Spotted: forty year old in red dress, cigarette in hand, squatting to pee by railroad tracks. Hello future.
My roommate was eating ketchup out of a bowl. Get me the hell out of here.
there were no ball for pong so he bought cat toys..... they had bells in them
You showed the cops outside of the bar your boobs and then decided to go apologize to them. They admitted that the reason they hung out there was because of girls like you.
Restaurants Roasting People Who Gave Them Negative Yelp Reviews (25 Pics)
We're making herpes jokes very loudly and hoping she notices.
I had to stop mid sex to take my turn on words with friends so he wouldn't get suspicious. Hookup of the night helped me. We won.
I woke up on karas dogs bed. Lets evaluate our lives.

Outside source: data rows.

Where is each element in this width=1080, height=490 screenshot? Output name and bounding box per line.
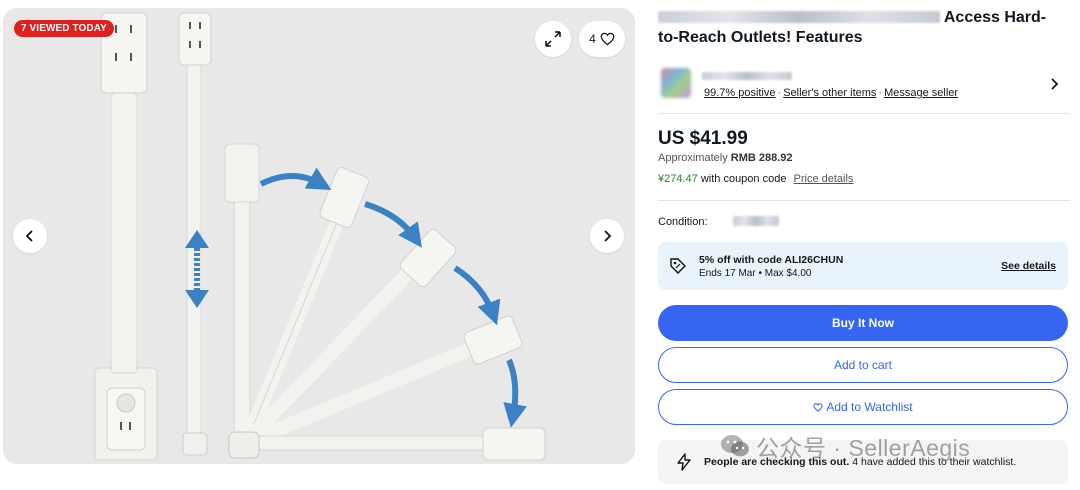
see-details-link[interactable]: See details	[1001, 260, 1056, 272]
seller-avatar	[661, 68, 691, 98]
divider	[658, 200, 1070, 201]
promo-title: 5% off with code ALI26CHUN	[699, 254, 844, 266]
next-image-button[interactable]	[590, 219, 624, 253]
chevron-right-icon[interactable]	[1050, 78, 1060, 90]
watch-count: 4	[589, 32, 596, 46]
coupon-tag-icon	[670, 258, 686, 274]
seller-feedback-link[interactable]: 99.7% positive	[704, 87, 776, 99]
approx-label: Approximately	[658, 152, 728, 164]
coupon-price-line: ¥274.47 with coupon code Price details	[658, 173, 853, 185]
coupon-text: with coupon code	[700, 173, 787, 185]
promo-subtitle: Ends 17 Mar • Max $4.00	[699, 268, 812, 279]
buy-it-now-button[interactable]: Buy It Now	[658, 305, 1068, 341]
seller-links: 99.7% positive · Seller's other items · Mess…	[704, 87, 959, 99]
heart-icon	[600, 32, 615, 46]
add-to-watchlist-label: Add to Watchlist	[826, 400, 913, 414]
approx-price: Approximately RMB 288.92	[658, 152, 793, 164]
chevron-left-icon	[25, 230, 33, 242]
coupon-price: ¥274.47	[658, 173, 698, 185]
seller-name-redacted	[702, 72, 792, 80]
item-price: US $41.99	[658, 128, 748, 149]
listing-title: Access Hard-to-Reach Outlets! Features	[658, 8, 1058, 48]
seller-other-items-link[interactable]: Seller's other items	[783, 87, 876, 99]
promo-banner: 5% off with code ALI26CHUN Ends 17 Mar •…	[658, 242, 1068, 290]
condition-value-redacted	[733, 216, 779, 226]
add-to-watchlist-button[interactable]: Add to Watchlist	[658, 389, 1068, 425]
wechat-icon	[721, 435, 749, 457]
approx-value: RMB 288.92	[730, 152, 793, 164]
watermark-text: 公众号 · SellerAegis	[756, 435, 971, 461]
expand-icon	[545, 31, 561, 47]
watermark: 公众号 · SellerAegis	[720, 429, 970, 463]
seller-info[interactable]: 99.7% positive · Seller's other items · Mess…	[658, 64, 1070, 106]
product-image[interactable]	[3, 8, 635, 464]
title-redacted	[658, 11, 940, 23]
viewed-today-badge: 7 VIEWED TODAY	[14, 20, 114, 37]
condition-label: Condition:	[658, 216, 708, 228]
image-gallery[interactable]: 7 VIEWED TODAY 4	[3, 8, 635, 464]
add-to-cart-button[interactable]: Add to cart	[658, 347, 1068, 383]
divider	[658, 113, 1070, 114]
chevron-right-icon	[604, 230, 612, 242]
previous-image-button[interactable]	[13, 219, 47, 253]
heart-icon	[813, 402, 823, 412]
lightning-icon	[677, 453, 691, 471]
watch-count-button[interactable]: 4	[579, 21, 625, 57]
message-seller-link[interactable]: Message seller	[884, 87, 958, 99]
expand-button[interactable]	[535, 21, 571, 57]
price-details-link[interactable]: Price details	[794, 173, 854, 185]
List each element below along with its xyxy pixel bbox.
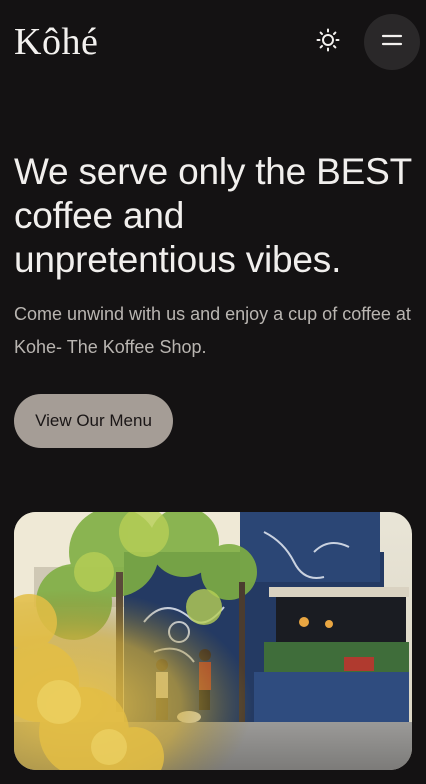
hero-title: We serve only the BEST coffee and unpret… [14, 151, 412, 280]
page: Kôhé We serve only the BEST coffee and u… [0, 0, 426, 784]
menu-button[interactable] [364, 14, 420, 70]
site-header: Kôhé [0, 0, 426, 84]
logo[interactable]: Kôhé [14, 20, 98, 64]
view-menu-button[interactable]: View Our Menu [14, 394, 173, 448]
theme-toggle-button[interactable] [310, 24, 346, 60]
menu-icon [381, 32, 403, 53]
storefront-photo [14, 512, 412, 770]
sun-icon [316, 28, 340, 57]
hero-subtitle: Come unwind with us and enjoy a cup of c… [14, 304, 411, 357]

I AM HANGING OUT WITH ADORABLE DOGS SURROUNDED BY NATURE. GOD BLESS AMERICA AND ALSO BYE CIVILIZATION AND PANTS.
Are you at a park?
You passed out in your dogs bed and you only willingly woke up because I told there was a bottle of vodka and a snickers bar waiting for you upstairs
Woman Posts Harassing DMs From Creep Online, Now He’s Upset Because People Told His Mom
i swear i was one second from getting his number and then the shrooms kicked in
It must have been good head...he put down the Xbox controller
Im just an angry damaged little elf who wanders around and tries to find drugs.
Not my lover. I would rather lose all my teeth, and I fucking love my teeth.
You're going to love the baby's room.
I doubt it. I can't have sex there anymore. That severely limits the appeal of the room to me.
I just woke up to my family in the living room watching our security camera tape of me last night talking to a stop sign in our backyard... How the fuck did I get that in the yard?